Они выбрались из подвала, Иннокентий повесил на дверь замок.
— А ключ дай мне, — протянул руку Степан.
— Зачем?
— На всякий случай.
По проспекту шли молча, каждый думая о своем: Иннокентий — о хлебной выпечке, Степан — о «божьей пазухе» с оружием для мятежников. По плану руководства тайной белогвардейской организации, именуемой «Трестом», мятеж должен вспыхнуть одновременно по всей стране в день религиозного праздника «Воздвиженье животворного креста». Об этом его предупредили шифровкой из Владикавказа. До праздника остается меньше недели. За эти оставшиеся дни нужно во что бы то ни стало найти и обезвредить контрреволюционную верхушку или по крайней мере предугадать места возможных выступлений. Одно из них он уже знает — банк. Не трудно догадаться, что мятежники попытаются одновременно покончить с ОГПУ, милицией, телефонной станцией и другими важными для захвата власти учреждениями. Где же находится эта «божья пазуха», по–видимому, настолько хорошо законспирированная, что враги даже не остерегаются говорить о ней вслух.

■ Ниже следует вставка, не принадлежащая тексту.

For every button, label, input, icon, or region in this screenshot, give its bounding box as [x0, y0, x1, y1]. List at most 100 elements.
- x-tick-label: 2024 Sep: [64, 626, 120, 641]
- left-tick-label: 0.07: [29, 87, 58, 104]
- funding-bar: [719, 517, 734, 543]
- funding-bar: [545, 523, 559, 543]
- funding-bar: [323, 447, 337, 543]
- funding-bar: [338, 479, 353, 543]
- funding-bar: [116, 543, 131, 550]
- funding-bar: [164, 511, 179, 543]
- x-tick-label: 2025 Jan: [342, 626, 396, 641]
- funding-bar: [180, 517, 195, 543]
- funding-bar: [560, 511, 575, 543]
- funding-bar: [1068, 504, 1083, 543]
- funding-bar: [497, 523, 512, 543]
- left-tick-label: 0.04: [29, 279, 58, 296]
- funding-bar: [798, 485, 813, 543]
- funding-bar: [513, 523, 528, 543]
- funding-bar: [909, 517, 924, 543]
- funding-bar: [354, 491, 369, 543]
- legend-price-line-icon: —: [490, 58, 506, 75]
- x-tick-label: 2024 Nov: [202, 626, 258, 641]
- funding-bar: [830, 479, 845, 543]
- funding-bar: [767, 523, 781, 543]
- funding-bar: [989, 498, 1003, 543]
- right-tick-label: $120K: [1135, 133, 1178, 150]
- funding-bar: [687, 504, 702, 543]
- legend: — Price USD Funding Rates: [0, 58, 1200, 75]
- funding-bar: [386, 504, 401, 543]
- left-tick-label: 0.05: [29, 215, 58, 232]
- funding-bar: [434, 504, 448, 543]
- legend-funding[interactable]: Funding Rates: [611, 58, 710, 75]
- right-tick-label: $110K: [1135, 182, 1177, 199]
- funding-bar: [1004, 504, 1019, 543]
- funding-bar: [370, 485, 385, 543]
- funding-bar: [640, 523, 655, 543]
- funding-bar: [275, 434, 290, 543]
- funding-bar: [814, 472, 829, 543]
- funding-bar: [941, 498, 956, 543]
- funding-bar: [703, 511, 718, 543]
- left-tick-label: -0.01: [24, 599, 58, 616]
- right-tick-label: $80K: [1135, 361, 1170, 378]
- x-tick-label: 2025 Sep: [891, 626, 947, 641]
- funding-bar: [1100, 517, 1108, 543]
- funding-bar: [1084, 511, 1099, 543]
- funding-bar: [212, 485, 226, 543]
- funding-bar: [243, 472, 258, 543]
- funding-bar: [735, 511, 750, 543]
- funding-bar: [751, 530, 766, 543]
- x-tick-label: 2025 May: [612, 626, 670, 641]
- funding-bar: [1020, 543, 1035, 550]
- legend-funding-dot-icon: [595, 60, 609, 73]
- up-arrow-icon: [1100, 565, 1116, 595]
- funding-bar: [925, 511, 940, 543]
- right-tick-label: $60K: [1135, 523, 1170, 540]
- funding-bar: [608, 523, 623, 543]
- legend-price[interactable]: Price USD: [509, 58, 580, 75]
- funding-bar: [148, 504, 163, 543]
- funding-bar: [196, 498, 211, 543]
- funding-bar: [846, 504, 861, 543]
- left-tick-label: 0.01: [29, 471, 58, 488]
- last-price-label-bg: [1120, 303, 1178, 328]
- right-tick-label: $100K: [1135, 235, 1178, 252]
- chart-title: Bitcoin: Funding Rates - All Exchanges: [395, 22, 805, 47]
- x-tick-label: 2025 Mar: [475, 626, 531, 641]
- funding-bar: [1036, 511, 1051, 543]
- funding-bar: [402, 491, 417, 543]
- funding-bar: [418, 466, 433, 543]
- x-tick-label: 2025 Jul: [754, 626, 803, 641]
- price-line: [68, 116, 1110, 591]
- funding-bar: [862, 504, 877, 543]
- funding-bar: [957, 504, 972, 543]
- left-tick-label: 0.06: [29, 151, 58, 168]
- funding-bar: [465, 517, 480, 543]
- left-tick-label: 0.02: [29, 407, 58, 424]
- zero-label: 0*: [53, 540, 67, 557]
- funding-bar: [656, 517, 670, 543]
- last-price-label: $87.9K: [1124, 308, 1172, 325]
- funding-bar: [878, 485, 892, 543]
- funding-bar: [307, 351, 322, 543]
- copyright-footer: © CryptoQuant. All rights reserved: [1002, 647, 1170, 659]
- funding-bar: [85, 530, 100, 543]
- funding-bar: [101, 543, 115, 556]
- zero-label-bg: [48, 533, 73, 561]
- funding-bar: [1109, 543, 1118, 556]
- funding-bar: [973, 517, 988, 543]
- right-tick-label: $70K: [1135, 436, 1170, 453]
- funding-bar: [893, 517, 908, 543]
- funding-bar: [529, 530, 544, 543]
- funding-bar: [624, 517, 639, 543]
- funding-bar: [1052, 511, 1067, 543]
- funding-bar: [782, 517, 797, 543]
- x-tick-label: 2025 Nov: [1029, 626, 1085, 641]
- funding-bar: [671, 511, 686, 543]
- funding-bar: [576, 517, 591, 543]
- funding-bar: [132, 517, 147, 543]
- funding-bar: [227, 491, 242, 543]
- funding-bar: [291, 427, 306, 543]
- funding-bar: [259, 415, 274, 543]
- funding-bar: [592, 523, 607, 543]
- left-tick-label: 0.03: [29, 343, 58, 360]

Справа показался дом Тушмалова с коваными узорчатыми воротами, в нем теперь находится детский дом. Степан замедлил шаги, страстно вдруг захотелось повидать Андрейку, Ольгиного сына. Он уже дважды навещал его, всякий раз мальчонка радовался его приходу, а у самого Степана во время этих мимолетных встреч на душе делалось тяжело и даже муторно. Как же быть дальше? В том, что Андрейка не только Ольгин, но и его сын, он уже не сомневался, но от этой уверенности ему не становилось легче: что будет с Сона, когда узнает об этом? И как быть с Ольгой? Ведь рано или поздно она предстанет перед судом, если останется жива, и ее могут приговорить к расстрелу. Надо во что бы тo ни стало еще раз встретиться с нею, уговорить ее явиться с повинной к советскому правосудию. Пока не поздно. Ликвидация атамана Котова зачтется ей при вынесении приговора. Чабан Митро, бывший Степанов ординарец, обещал при расставании поговорить с ней.
— Ну пока, Иннокентий Павлыч, — подал руку своему спутнику Степан, останавливаясь. — Мне сюда заглянуть нужно.
— Иди, Андреич, и как сказано: «Но поступайте с ними так: жертвенники их разрушьте, столбы их сокрушите».
— Сокрушим, Павлыч, обязательно, — улыбнулся Степан, скрываясь за железными воротами.
Первым, кого он увидел в детдомовском дворе, был Чижик, тот самый мальчишка, которого, сам того не зная, завез в бандитский лагерь «дядя Федя». Он сидел на срубе колодца и строгал ножом палку.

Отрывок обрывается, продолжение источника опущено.